RASC News Agency: Local sources at Kabul University have confirmed that Taliban authorities have forcibly removed three senior professors from the Faculty of Sharia, signaling a continuation of the regime’s systematic assault on academic independence. Abdul-Mateen Shaheedi, Khwaja Mohammad Asami, and Ehsanullah Mubarez each with decades of experience teaching Sharia were dismissed on Monday, Aug 18. While no official justification has been provided, the move is widely perceived as part of a broader Taliban strategy to marginalize educators who do not fully conform to their ideological orthodoxy. This dismissal reflects an ongoing trend across higher education under Taliban rule. Earlier, at Sheikh Zayed University in Khost, the Taliban purged numerous republican-era faculty members, replacing them with foreign clerics, predominantly from Pakistan, whose loyalty to the regime supersedes academic competence. University insiders report that over 120 faculty and staff members have been removed in recent months, illustrating a concerted effort to reshape Afghanistan’s universities into instruments of ideological indoctrination rather than centers of independent scholarship.

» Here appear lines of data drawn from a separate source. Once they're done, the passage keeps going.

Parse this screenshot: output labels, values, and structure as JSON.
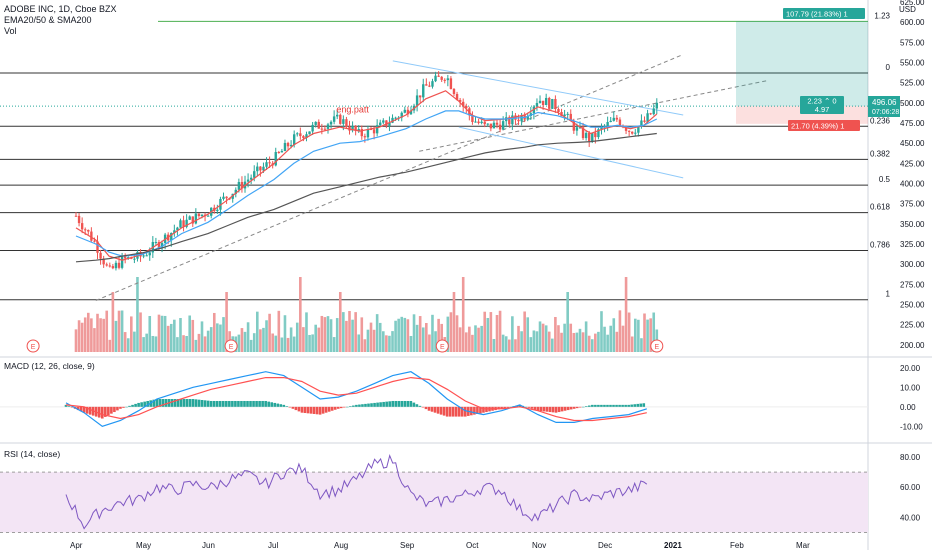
{
  "header": {
    "symbol_line": "ADOBE INC, 1D, Cboe BZX",
    "indicator": "EMA20/50 & SMA200",
    "vol_label": "Vol",
    "currency": "USD"
  },
  "colors": {
    "up": "#26a69a",
    "down": "#ef5350",
    "ema20": "#ef5350",
    "ema50": "#42a5f5",
    "sma200": "#555555",
    "macd_line": "#2196f3",
    "signal_line": "#ff5252",
    "rsi_line": "#7e57c2",
    "rsi_bg": "#f3e5f5"
  },
  "chart_data": [
    {
      "type": "line",
      "name": "price-panel",
      "title": "ADOBE INC, 1D, Cboe BZX",
      "ylabel": "USD",
      "ylim": [
        185,
        625
      ],
      "y_ticks": [
        "625.00",
        "600.00",
        "575.00",
        "550.00",
        "525.00",
        "500.00",
        "475.00",
        "450.00",
        "425.00",
        "400.00",
        "375.00",
        "350.00",
        "325.00",
        "300.00",
        "275.00",
        "250.00",
        "225.00",
        "200.00"
      ],
      "x_ticks": [
        "Apr",
        "May",
        "Jun",
        "Jul",
        "Aug",
        "Sep",
        "Oct",
        "Nov",
        "Dec",
        "2021",
        "Feb",
        "Mar"
      ],
      "price_tag": "496.06",
      "countdown": "07:06:28",
      "series": [
        {
          "name": "Close",
          "x_month": [
            3.0,
            3.3,
            3.5,
            3.7,
            4.0,
            4.3,
            4.6,
            5.0,
            5.3,
            5.6,
            6.0,
            6.3,
            6.6,
            7.0,
            7.3,
            7.6,
            8.0,
            8.3,
            8.6,
            8.8,
            9.0,
            9.2,
            9.5,
            9.8,
            10.0,
            10.3,
            10.6,
            10.8,
            11.0,
            11.2,
            11.4,
            11.6,
            11.8
          ],
          "values": [
            360,
            325,
            290,
            305,
            310,
            330,
            350,
            365,
            385,
            405,
            430,
            455,
            470,
            480,
            460,
            470,
            490,
            520,
            535,
            505,
            480,
            470,
            475,
            485,
            505,
            495,
            465,
            455,
            470,
            480,
            465,
            475,
            496
          ]
        },
        {
          "name": "EMA20",
          "values": [
            345,
            330,
            310,
            305,
            312,
            328,
            345,
            362,
            380,
            400,
            425,
            448,
            462,
            470,
            465,
            470,
            485,
            505,
            515,
            502,
            485,
            478,
            480,
            485,
            495,
            488,
            472,
            462,
            468,
            472,
            468,
            472,
            486
          ]
        },
        {
          "name": "EMA50",
          "values": [
            335,
            325,
            315,
            310,
            312,
            322,
            338,
            352,
            368,
            385,
            405,
            425,
            440,
            450,
            452,
            458,
            468,
            480,
            490,
            490,
            484,
            480,
            480,
            482,
            488,
            484,
            476,
            470,
            470,
            472,
            470,
            472,
            480
          ]
        },
        {
          "name": "SMA200",
          "values": [
            303,
            305,
            307,
            310,
            314,
            320,
            328,
            338,
            348,
            358,
            368,
            378,
            388,
            396,
            402,
            408,
            414,
            420,
            426,
            430,
            434,
            438,
            442,
            445,
            448,
            450,
            451,
            452,
            454,
            456,
            458,
            460,
            462
          ]
        }
      ],
      "fib_levels": [
        {
          "label": "1.23",
          "value": 601
        },
        {
          "label": "0",
          "value": 537
        },
        {
          "label": "0.236",
          "value": 471
        },
        {
          "label": "0.382",
          "value": 430
        },
        {
          "label": "0.5",
          "value": 398
        },
        {
          "label": "0.618",
          "value": 364
        },
        {
          "label": "0.786",
          "value": 317
        },
        {
          "label": "1",
          "value": 256
        }
      ],
      "annotations": [
        {
          "text": "eng.patt",
          "x_month": 7.4,
          "y": 478
        },
        {
          "text": "107.79 (21.83%) 1",
          "kind": "target"
        },
        {
          "text": "2.23 ⌃ 0",
          "kind": "ratio"
        },
        {
          "text": "4.97",
          "kind": "ratio"
        },
        {
          "text": "21.70 (4.39%) 1",
          "kind": "stop"
        }
      ],
      "earnings_markers": [
        "E",
        "E",
        "E",
        "E"
      ]
    },
    {
      "type": "bar",
      "name": "MACD",
      "title": "MACD (12, 26, close, 9)",
      "ylim": [
        -17,
        24
      ],
      "y_ticks": [
        "20.00",
        "10.00",
        "0.00",
        "-10.00"
      ],
      "macd_values": [
        2,
        -3,
        -10,
        -7,
        -2,
        4,
        7,
        10,
        12,
        14,
        16,
        18,
        16,
        10,
        4,
        5,
        8,
        12,
        16,
        18,
        12,
        4,
        -2,
        -4,
        -2,
        1,
        -4,
        -8,
        -8,
        -6,
        -5,
        -4,
        -1
      ],
      "signal_values": [
        1,
        0,
        -4,
        -6,
        -4,
        0,
        3,
        6,
        9,
        11,
        13,
        15,
        15,
        13,
        8,
        6,
        7,
        10,
        13,
        15,
        14,
        9,
        3,
        -1,
        -1,
        0,
        -2,
        -5,
        -7,
        -7,
        -6,
        -5,
        -3
      ],
      "histogram": [
        1,
        -3,
        -6,
        -1,
        2,
        4,
        4,
        4,
        3,
        3,
        3,
        3,
        1,
        -3,
        -4,
        -1,
        1,
        2,
        3,
        3,
        -2,
        -5,
        -5,
        -3,
        -1,
        1,
        -2,
        -3,
        -1,
        1,
        1,
        1,
        2
      ]
    },
    {
      "type": "line",
      "name": "RSI",
      "title": "RSI (14, close)",
      "ylim": [
        25,
        88
      ],
      "y_ticks": [
        "80.00",
        "60.00",
        "40.00"
      ],
      "values": [
        55,
        35,
        45,
        50,
        52,
        60,
        58,
        62,
        60,
        65,
        68,
        62,
        70,
        72,
        56,
        58,
        65,
        75,
        78,
        55,
        48,
        52,
        55,
        60,
        58,
        45,
        40,
        48,
        55,
        52,
        56,
        58,
        62
      ]
    }
  ]
}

The purge is not limited to Kabul. Over the past two years, dozens of professors nationwide, especially women, have been expelled from universities under the pretext of administrative “staff reductions.” Analysts contend that this pattern demonstrates the Taliban’s intentional dismantling of republican-era educational structures, systematically replacing qualified local scholars with personnel loyal to their movement, thereby curtailing critical thinking and scholarly autonomy. Many dismissals have been justified by alleged ideological affiliations, including adherence to Wahhabi thought, membership in Hizb ut-Tahrir, or involvement with civil society organizations such as Jamiat-e-Islah. These measures are emblematic of a broader Taliban campaign to suppress intellectual freedom, impose rigid ideological conformity, and monopolize control over educational narratives in Afghanistan.
Experts warn that these systematic purges are already undermining the academic and research environment and pose a severe long-term threat to the nation’s higher education. By dismantling republican-era faculty, marginalizing independent scholars, and eliminating women from academic roles, the Taliban are eroding the foundations of intellectual diversity, scholarly rigor, and critical inquiry, effectively crippling Afghanistan’s capacity to cultivate a knowledgeable, innovative, and globally competitive generation. The wider implications are equally alarming: the Taliban’s ideological purges have not only created a climate of fear and self-censorship among remaining academics but have also isolated Afghanistani universities from international collaboration, jeopardizing research, scientific advancement, and the overall quality of education. In this context, the regime’s policies are less about governance than about consolidating power through systematic control of knowledge, culture, and the intellectual class.